Aus den Nachbarzelten drang Gemurmel. Ein paar Frauen sammelten sich, um zum Fluss zu gehen. Sie trugen Tonkrüge auf den Schultern. Winterblüte erkannte ihre Mutter und ihre Schwestern. „Wartet auf mich...!“
Sie kroch zurück zu ihrem Geliebten, warf sich über ihn, und küsste seinen Hals; solange, bis er wach war. „Ich bin so froh, dass du wieder gesund bist, Timmy.“ Der Weiße schlug die Augen auf und lächelte wehmütig.
Winterblüte schnappte sich den größten der Tonkrüge und eine alte Lederdecke. „Ich gehe zum Fluss und hole Wasser. Holz bringe ich auch mit...“
Timmy Maxwell richtete sich auf. Er war nackt unter dem Fell, eine Narbe zog sich von seinem Nacken über seine Schulter. Seltsam, wie er schaute, irgendwie traurig. „Der Frühling kommt, Winterblüte. Es wird von Tag zu Tag wärmer. Morgen werde ich weiterziehen. Ich habe einen Auftrag.“
Seine Worte raubten ihr schier den Atem. Doch sie ließ es sich nicht anmerken, schluckte und sagte trotzig: „Ich wusste immer, dass du gehen wirst, wenn deine Wunden verheilt sind. Du musst die Banditen suchen, auch das weiß ich. Aber jetzt sind wir Mann und Frau, und wohin du gehst werde auch ich hingehen.“
Sprach’s, wandte sich ab und huschte aus dem Zelt. Sie wischte sich ein paar Tränen aus den Augen, und lief dann an den Tippis ihres Stammes vorbei zum Fluss hinunter.
Dort hatten sich bereits an die zwanzig Frauen des Stammes eingefunden. Einige fischten, andere wuschen Decken, Kleider oder sich selbst, wieder andere füllten ihre Krüge mit Wasser. Ein, zwei Speerwürfe entfernt, am Waldrand, schritten einige Mütter mit ihren Kindern durch Gras und Gestrüpp und suchten Reisig zusammen.

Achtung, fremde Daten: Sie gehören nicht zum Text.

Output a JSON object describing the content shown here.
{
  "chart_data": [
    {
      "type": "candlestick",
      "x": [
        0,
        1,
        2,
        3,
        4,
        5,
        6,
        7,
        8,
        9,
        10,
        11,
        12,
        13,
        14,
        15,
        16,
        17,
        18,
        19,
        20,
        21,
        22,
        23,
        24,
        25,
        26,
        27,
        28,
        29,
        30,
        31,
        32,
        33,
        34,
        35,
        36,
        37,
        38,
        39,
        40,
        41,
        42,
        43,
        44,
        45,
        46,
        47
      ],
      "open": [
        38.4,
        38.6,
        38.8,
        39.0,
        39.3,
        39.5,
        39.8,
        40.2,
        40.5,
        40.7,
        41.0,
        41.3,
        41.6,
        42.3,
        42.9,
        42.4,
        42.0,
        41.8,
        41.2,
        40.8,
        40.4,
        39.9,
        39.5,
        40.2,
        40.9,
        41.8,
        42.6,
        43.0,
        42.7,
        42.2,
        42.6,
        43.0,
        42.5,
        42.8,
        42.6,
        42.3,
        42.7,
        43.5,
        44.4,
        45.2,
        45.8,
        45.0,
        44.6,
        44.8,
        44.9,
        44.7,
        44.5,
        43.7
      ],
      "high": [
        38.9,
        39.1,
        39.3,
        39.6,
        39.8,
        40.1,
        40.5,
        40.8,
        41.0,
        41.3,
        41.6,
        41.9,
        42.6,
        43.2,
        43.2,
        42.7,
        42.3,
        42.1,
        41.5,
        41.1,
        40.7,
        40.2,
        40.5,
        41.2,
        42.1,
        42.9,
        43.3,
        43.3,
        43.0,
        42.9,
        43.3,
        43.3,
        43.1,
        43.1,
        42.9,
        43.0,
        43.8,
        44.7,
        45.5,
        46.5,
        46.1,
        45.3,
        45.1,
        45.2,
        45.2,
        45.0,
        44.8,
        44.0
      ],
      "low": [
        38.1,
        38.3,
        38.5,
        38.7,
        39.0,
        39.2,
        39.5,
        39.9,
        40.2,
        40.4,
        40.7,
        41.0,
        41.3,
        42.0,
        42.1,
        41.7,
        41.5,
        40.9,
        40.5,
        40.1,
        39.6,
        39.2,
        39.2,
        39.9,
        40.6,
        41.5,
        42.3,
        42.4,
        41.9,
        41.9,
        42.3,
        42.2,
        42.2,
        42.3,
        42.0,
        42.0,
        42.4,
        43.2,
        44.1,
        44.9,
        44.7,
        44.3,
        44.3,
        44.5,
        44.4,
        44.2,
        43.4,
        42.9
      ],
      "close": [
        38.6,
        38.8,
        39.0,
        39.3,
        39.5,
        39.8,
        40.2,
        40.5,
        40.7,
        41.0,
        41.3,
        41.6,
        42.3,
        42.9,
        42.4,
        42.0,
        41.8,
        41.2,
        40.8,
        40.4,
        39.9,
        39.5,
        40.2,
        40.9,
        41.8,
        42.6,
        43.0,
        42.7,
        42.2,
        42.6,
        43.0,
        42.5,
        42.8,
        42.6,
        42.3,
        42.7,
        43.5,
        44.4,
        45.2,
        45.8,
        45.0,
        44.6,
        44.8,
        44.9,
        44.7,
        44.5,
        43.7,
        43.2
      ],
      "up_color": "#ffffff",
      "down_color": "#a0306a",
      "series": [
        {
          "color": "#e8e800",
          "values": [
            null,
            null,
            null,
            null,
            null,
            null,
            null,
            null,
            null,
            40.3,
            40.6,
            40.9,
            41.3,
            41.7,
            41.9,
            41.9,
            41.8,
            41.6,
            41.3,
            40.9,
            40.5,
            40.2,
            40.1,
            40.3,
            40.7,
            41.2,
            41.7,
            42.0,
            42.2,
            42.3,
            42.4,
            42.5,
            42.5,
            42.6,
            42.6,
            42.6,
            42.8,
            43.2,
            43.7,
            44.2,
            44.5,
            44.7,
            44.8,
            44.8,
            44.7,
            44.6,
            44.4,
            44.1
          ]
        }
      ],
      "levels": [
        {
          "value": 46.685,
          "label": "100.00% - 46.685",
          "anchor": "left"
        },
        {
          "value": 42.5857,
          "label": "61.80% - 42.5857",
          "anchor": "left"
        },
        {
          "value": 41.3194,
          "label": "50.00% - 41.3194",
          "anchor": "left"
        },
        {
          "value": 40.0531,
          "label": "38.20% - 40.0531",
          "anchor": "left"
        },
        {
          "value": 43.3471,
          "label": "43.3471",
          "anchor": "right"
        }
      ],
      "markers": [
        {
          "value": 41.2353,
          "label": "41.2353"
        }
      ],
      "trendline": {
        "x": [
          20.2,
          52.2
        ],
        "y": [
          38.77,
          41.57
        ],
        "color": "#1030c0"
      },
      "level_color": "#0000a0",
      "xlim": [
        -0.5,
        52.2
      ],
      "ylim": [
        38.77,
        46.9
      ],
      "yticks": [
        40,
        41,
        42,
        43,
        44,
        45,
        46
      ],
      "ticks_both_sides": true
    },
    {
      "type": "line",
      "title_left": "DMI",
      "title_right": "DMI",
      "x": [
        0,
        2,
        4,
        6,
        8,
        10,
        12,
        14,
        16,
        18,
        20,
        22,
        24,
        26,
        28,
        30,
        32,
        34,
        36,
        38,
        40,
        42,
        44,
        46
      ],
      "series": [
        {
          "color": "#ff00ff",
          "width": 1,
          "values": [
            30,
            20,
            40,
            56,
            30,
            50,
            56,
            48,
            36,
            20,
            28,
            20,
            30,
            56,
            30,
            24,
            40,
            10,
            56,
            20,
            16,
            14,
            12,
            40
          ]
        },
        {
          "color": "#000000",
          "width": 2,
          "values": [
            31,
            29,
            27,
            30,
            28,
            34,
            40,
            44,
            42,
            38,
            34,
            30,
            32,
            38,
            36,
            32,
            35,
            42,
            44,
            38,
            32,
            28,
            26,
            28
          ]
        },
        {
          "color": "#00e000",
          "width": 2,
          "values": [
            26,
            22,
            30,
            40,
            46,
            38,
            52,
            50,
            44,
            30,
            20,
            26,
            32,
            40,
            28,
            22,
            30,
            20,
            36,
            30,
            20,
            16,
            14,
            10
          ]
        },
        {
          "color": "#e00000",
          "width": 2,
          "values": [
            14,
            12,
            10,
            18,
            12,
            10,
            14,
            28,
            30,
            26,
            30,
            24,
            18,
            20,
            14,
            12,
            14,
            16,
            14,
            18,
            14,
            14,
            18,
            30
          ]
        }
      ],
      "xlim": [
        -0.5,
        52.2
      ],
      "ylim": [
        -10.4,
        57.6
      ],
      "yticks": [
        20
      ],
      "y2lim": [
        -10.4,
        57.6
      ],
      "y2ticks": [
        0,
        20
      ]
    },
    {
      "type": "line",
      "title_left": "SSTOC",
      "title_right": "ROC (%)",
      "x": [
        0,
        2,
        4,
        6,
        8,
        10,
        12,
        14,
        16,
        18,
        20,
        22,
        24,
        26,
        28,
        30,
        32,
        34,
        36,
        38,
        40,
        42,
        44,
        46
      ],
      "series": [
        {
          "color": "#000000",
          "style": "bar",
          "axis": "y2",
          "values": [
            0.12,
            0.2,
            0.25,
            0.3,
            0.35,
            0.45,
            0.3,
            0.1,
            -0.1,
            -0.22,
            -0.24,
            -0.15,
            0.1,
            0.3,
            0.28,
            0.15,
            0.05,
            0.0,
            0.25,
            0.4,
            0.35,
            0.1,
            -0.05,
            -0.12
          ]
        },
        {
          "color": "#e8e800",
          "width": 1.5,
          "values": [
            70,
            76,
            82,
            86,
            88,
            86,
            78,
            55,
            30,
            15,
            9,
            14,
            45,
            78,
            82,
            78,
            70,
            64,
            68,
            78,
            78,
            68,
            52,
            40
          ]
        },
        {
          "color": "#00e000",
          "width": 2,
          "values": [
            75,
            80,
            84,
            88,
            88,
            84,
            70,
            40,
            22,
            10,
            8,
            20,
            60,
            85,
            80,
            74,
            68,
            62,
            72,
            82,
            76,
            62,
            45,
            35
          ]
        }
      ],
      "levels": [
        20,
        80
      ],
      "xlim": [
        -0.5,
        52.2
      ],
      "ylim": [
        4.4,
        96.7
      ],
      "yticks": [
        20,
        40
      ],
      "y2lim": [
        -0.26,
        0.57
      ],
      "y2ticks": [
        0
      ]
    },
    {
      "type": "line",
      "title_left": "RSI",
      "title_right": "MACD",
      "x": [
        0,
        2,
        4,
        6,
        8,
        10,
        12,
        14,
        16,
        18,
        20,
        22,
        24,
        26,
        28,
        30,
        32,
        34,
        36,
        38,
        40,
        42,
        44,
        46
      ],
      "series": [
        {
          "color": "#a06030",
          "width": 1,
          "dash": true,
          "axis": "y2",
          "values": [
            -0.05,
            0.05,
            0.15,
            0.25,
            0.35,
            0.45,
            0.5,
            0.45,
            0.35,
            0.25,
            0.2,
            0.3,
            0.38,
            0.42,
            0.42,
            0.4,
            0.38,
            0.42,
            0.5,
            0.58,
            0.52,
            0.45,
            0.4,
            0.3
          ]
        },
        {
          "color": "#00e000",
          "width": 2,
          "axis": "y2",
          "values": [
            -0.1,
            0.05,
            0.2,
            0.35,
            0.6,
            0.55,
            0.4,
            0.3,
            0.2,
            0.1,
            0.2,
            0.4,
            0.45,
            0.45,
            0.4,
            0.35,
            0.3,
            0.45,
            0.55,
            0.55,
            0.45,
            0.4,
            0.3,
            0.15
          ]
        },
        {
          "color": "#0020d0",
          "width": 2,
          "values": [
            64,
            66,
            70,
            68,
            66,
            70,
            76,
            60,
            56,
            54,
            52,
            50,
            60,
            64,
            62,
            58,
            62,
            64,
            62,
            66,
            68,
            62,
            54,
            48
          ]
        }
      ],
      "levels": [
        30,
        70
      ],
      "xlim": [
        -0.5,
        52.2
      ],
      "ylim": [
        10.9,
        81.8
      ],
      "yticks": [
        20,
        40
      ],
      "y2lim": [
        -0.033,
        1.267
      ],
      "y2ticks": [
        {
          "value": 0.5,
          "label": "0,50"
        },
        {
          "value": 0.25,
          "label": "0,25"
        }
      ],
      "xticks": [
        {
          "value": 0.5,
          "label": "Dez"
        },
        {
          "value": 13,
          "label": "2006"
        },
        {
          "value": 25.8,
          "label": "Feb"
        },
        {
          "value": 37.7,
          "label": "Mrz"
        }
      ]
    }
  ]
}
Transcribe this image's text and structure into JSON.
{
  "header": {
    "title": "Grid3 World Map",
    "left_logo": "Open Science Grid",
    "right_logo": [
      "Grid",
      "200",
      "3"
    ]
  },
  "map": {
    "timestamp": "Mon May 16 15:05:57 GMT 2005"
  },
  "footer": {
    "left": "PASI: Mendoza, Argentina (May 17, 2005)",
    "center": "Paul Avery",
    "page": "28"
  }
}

Schwarzer Büffel, der Schamane, sprang plötzlich auf. Winterblüte sah es aus den Augenwinkeln, während sie am Ufer kniete und den Krug in den eiskalten Fluten versenkte. Er drehte sich nach links, drehte sich nach rechts und ruderte mit den Armen.
Und dann fiel der erste Schuss, und eines der Kinder am Waldrand schrie auf. Winterblüte sah, dass der Knabe sich über seine tote Mutter warf. Zehn oder zwölf Reiter galoppierten auf Pferden aus dem Wald, auf schweren, grau gescheckten Pferden, wie die Blauröcke des Großen Vaters in Washington sie benutzten. Es waren Weiße, kein Zweifel, und sie brachten den Tod.
Mündungsfeuer blitzten, links und rechts von Winterblüte stürzten die Frauen schreiend ins Gras oder in den eisigen Fluss. Sie sprang auf und schaffte es wie durch ein Wunder bis zwischen die Zelte. Krieger rannten ihr entgegen, luden Gewehre, oder legten Pfeile in die Sehnen. Einem Sohn des Häuptlings zerschmetterte eine Kugel die Stirn. Die Wucht des Geschosses schleuderte ihm den Kopf in den Nacken, er riss die Arme hoch und schlug rücklings im Gras auf.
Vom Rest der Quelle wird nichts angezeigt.